Abstract
The purpose of this study was to compare the predictive strength of a previously validated risk score across seven different operationalizations of juvenile recidivism. Drawing on data from the Florida portion of the Measuring Juvenile Reoffending Study, the study examines two research questions. First, do recidivism risk scores significantly predict a variety of measures of juvenile recidivism? And second, do risk scores exert statistically different effects on different measures of juvenile recidivism? The findings revealed that risk score significantly predicted all seven measures of juvenile recidivism. In addition, the only evidence of statistically different associations across measures of recidivism came from marker event (i.e., types of system contact) comparisons. Total risk score was a significantly stronger predictor of referral than of adjudication/conviction and a stronger predictor of adjudication and commitment. Altogether, our results highlight the importance of validating risk assessment scores on multiple different operationalizations of juvenile recidivism.

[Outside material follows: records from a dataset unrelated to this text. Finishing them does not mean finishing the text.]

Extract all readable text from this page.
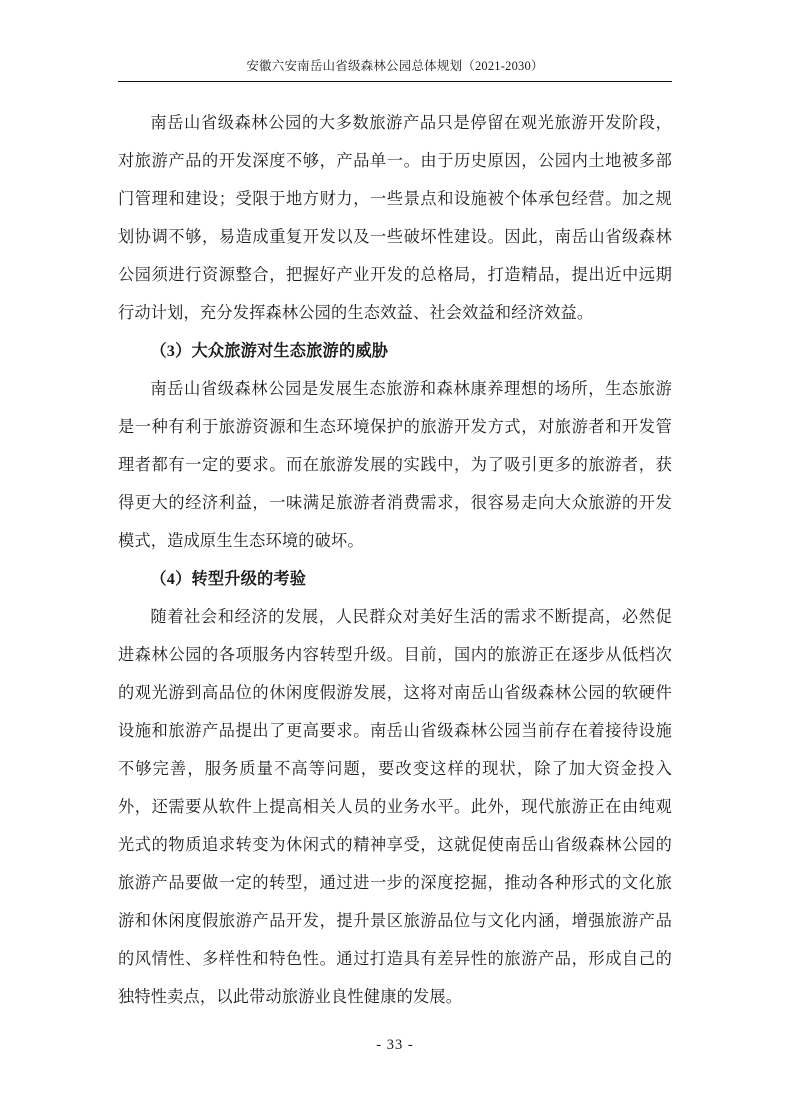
安徽六安南岳山省级森林公园总体规划（2021-2030）

南岳山省级森林公园的大多数旅游产品只是停留在观光旅游开发阶段，对旅游产品的开发深度不够，产品单一。由于历史原因，公园内土地被多部门管理和建设；受限于地方财力，一些景点和设施被个体承包经营。加之规划协调不够，易造成重复开发以及一些破坏性建设。因此，南岳山省级森林公园须进行资源整合，把握好产业开发的总格局，打造精品，提出近中远期行动计划，充分发挥森林公园的生态效益、社会效益和经济效益。

（3）大众旅游对生态旅游的威胁

南岳山省级森林公园是发展生态旅游和森林康养理想的场所，生态旅游是一种有利于旅游资源和生态环境保护的旅游开发方式，对旅游者和开发管理者都有一定的要求。而在旅游发展的实践中，为了吸引更多的旅游者，获得更大的经济利益，一味满足旅游者消费需求，很容易走向大众旅游的开发模式，造成原生生态环境的破坏。

（4）转型升级的考验

随着社会和经济的发展，人民群众对美好生活的需求不断提高，必然促进森林公园的各项服务内容转型升级。目前，国内的旅游正在逐步从低档次的观光游到高品位的休闲度假游发展，这将对南岳山省级森林公园的软硬件设施和旅游产品提出了更高要求。南岳山省级森林公园当前存在着接待设施不够完善，服务质量不高等问题，要改变这样的现状，除了加大资金投入外，还需要从软件上提高相关人员的业务水平。此外，现代旅游正在由纯观光式的物质追求转变为休闲式的精神享受，这就促使南岳山省级森林公园的旅游产品要做一定的转型，通过进一步的深度挖掘，推动各种形式的文化旅游和休闲度假旅游产品开发，提升景区旅游品位与文化内涵，增强旅游产品的风情性、多样性和特色性。通过打造具有差异性的旅游产品，形成自己的独特性卖点，以此带动旅游业良性健康的发展。

- 33 -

The prediction of juvenile recidivism has considerable policy and research relevance. Consistent with this, there has been a rise in the use of risk/needs assessment (RNA) tools by local and state juvenile justice agencies. Indeed, as of 2020, 42 states had implemented a single RNA tool statewide (Juvenile Justice Geography, Policy, Practice and Statistics [JJGPS], 2016). However, RNA tools typically are developed and scored on specific recidivism measures, and there is significant variability in the operationalization of juvenile recidivism across states and juvenile justice agencies. Despite federal legislation urging uniformity in the measurement of juvenile recidivism, extant research continues to document substantial differences in the measures used when assessing the effectiveness of RNA tools. In addition, despite calls for research comparing the predictive validity of RNA tools across different recidivism outcomes (Baglivio, 2009; Bechtel et al., 2007; Cottle et al., 2001; Schmidt et al., 2005), there exist few direct comparisons of these tools across outcome measures.
This study examines how strongly a previously validated recidivism risk score predicts seven different operationalizations of juvenile recidivism. The seven are those that are most commonly used by states, and they vary in terms of the marker event or type of system contact captured, the follow-up period used, and whether youth are followed into the adult criminal justice system (Andersen & Skardhamar, 2017; Deal et al., 2015; Harris et al., 2009). The results reveal how much conclusions about associations between the score and recidivism change when different measures of juvenile recidivism are used.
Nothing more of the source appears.